The sculpture consists of five small chapels built in a cluster, with a courtyard in the middle. People will be able to walk through the buildings, and find a surprise "when you go in," Dougherty said. All five are leaning into each other.

"We wanted things to look a little off-kilter," Dougherty said. "We didn't want them to look pristine, because nature is not quite pristine. They are a little bit geometric, but at the same time, they're at the whimsy of the wind. So, they've kind of fallen together.

"There's a bit of community here, and people kind of lean into each other. So, these little chapelettes are personalities - they lean into each other," Dougherty said.

"What I love in particular about the sculpture he's building here is how full of surprises it is," said Br. David Paul Lange, OSB, associate professor of art at the College of Saint Benedict and Saint John's University and one of the coordinators of the project. "With all its barrel vaults and rose windows and vestibules, it's a total play on Romanesque architecture, only nothing is exactly where it's supposed to be. None of the buildings is perfectly straight or perpendicular or squared up, and everything is askew or leaning or tumbling over.

"It's incredibly playful. The moment you enter through one of the doorways, you're transported into this wondrous place that takes you back to your childhood. It's like the ultimate tree house," Lange said.

Rachel Melis, associate professor of art at the College of Saint Benedict and Saint John's University and a project coordinator, saw Dougherty's art on display at Grinnell College and Kansas State University and was "amazed." She, other members of the art department and the student art club brainstormed about possible artists to bring to CSB and SJU before selecting Dougherty.

"Patrick struck us as a perfect follow-up to the Year of Sustainability (at CSB and SJU)," Melis said. "His work harmonizes with CSB and SJU's emphasis on sustainability - especially with our arboretums, our own making of maple syrup, fine wood work, wood-fired pottery, handmade books and prairie-grass paper."

Dougherty has created over 230 such sculptures around the world.

"I see the utility of sticks now, much like kids see them," Dougherty said. "Sticks tend to capture the imagination. They tend to speak of simple shelter. There's something about the haphazardness of them that becomes endearing."

Still, Dougherty knows he has to make his artwork appeal to the public.

"It needs to be so powerful that people want to stop and look at it. Otherwise, it's kind of an irrelevant object," Dougherty said. "I make wildly different things, and this is the first time I've made these little chapelettes and had these buildings kind of lean on each other like this. I'm really happy about that, to see what it's like."

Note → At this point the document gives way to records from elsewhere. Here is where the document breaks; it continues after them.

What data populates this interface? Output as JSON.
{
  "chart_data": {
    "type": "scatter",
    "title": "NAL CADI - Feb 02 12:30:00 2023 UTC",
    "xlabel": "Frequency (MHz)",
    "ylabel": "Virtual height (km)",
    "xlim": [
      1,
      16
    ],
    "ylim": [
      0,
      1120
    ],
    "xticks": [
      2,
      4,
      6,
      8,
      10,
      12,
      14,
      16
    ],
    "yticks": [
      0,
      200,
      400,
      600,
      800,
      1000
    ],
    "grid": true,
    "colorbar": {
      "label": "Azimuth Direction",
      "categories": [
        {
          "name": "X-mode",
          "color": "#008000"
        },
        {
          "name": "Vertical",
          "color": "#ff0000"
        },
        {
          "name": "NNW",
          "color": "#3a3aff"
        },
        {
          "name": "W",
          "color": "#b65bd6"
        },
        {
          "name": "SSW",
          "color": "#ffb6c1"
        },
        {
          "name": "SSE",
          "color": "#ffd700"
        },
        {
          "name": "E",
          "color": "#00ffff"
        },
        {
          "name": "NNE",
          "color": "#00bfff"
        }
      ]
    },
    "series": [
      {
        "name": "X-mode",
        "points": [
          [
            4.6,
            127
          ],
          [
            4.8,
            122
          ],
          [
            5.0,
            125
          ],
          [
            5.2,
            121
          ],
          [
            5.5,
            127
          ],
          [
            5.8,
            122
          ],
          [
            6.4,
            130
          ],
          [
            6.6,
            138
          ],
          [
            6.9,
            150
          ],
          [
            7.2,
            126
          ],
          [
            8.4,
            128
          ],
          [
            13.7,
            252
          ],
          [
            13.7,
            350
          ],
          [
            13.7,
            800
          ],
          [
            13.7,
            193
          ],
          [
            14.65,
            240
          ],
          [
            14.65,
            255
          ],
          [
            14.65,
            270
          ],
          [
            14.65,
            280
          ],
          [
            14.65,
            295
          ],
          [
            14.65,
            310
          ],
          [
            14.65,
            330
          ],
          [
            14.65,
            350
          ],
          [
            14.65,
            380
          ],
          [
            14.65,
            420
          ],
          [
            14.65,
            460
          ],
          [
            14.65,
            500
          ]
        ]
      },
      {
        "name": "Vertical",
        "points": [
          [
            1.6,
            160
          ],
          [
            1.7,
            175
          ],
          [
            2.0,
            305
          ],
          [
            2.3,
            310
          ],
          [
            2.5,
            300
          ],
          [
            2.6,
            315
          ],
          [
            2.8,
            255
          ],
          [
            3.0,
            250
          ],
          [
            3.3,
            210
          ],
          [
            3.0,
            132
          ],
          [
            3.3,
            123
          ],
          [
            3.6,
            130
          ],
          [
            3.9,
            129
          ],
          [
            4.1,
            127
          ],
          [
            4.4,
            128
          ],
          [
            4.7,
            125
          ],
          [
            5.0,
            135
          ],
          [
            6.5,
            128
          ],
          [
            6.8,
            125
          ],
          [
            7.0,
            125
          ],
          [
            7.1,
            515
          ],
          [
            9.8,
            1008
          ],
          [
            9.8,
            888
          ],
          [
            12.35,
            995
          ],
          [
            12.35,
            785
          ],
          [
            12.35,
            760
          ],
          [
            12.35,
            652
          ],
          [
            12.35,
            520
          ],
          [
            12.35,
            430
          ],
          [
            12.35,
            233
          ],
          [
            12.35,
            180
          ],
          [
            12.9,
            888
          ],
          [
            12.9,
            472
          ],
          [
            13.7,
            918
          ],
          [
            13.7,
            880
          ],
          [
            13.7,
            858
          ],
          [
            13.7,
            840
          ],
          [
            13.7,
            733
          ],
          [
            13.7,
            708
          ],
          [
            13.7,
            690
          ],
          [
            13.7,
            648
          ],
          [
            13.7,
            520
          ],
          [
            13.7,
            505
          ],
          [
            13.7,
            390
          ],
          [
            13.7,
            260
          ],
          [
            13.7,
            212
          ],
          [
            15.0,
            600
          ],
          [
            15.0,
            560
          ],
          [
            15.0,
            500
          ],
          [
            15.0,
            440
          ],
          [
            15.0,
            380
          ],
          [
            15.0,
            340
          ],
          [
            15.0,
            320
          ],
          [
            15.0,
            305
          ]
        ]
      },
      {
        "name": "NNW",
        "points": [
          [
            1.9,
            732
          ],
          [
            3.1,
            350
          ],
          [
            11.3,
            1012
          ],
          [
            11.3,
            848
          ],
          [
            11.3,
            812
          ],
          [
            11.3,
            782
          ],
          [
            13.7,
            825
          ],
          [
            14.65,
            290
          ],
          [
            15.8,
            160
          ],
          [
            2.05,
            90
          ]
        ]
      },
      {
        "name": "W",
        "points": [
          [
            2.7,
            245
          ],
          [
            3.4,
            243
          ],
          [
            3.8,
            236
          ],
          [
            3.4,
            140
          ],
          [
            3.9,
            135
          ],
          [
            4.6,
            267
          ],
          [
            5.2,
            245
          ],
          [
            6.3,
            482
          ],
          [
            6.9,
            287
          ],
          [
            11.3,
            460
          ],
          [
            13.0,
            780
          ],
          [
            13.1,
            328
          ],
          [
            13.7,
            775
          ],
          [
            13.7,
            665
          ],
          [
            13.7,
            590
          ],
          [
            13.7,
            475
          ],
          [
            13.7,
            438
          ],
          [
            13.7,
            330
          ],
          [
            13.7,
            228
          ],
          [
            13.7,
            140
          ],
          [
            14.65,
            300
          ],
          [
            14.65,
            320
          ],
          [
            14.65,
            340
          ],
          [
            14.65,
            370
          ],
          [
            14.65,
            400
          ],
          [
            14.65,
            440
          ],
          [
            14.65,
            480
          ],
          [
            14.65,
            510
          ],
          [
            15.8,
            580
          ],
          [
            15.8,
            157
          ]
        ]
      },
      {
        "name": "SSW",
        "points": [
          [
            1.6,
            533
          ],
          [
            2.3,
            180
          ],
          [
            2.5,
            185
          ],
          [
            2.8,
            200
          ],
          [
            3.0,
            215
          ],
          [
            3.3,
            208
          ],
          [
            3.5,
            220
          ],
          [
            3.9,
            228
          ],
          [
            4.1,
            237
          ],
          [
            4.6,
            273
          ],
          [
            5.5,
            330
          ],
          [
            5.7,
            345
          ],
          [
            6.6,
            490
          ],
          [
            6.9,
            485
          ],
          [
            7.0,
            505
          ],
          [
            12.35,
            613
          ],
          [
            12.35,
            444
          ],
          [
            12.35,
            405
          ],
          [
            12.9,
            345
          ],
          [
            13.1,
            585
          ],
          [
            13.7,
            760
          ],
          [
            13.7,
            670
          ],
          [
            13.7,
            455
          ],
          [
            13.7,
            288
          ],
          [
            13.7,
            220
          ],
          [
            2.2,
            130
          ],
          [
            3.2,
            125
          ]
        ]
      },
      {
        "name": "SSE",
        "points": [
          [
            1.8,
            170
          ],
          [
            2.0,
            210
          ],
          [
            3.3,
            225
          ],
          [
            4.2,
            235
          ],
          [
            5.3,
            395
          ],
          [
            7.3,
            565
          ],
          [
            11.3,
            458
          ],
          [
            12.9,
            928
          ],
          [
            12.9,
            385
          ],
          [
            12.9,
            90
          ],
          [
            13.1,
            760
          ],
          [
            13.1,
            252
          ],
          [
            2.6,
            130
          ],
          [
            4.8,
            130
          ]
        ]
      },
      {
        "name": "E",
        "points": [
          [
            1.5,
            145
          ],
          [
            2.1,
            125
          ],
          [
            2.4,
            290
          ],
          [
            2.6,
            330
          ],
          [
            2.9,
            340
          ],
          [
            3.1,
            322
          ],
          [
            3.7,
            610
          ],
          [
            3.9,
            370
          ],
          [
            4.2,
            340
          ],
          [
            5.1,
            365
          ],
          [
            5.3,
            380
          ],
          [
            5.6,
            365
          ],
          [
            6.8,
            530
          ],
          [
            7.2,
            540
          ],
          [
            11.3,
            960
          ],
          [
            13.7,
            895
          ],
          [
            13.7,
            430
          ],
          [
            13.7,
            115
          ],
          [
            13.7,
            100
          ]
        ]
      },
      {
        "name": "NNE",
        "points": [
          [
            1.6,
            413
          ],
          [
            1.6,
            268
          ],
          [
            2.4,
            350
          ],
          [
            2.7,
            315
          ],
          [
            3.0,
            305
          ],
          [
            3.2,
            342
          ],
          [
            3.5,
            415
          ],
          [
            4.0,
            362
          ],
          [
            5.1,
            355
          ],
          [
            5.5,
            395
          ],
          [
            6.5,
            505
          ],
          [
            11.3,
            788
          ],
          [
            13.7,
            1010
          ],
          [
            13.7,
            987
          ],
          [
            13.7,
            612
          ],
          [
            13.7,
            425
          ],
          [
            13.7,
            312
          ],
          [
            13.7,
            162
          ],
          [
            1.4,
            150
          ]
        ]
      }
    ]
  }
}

Individual students and classes from CSB and SJU and Saint John's Preparatory School, as well as the general public, have assisted Dougherty in building the sculpture (about 25 volunteers a day have helped). "You would never guess how much back-breaking work it has taken to make them," Lange said.

Two recent CSB and SJU graduates are assisting the project. Sienna Kuhn, a 2012 CSB graduate, is the volunteer coordinator. Theo Eggermont, a 2008 SJU graduate, is the on-site coordinator.

Dougherty expects the sculpture to last about two years.

"I love how magical it is," Melis said. "It evokes all of my favorite children's books and childhood dreams of fantastic tree houses or being able to live like a bird. Having participated in the making of one now, I am equally impressed with how Patrick's personality plays out in the process. He's hard-working, patient and kind."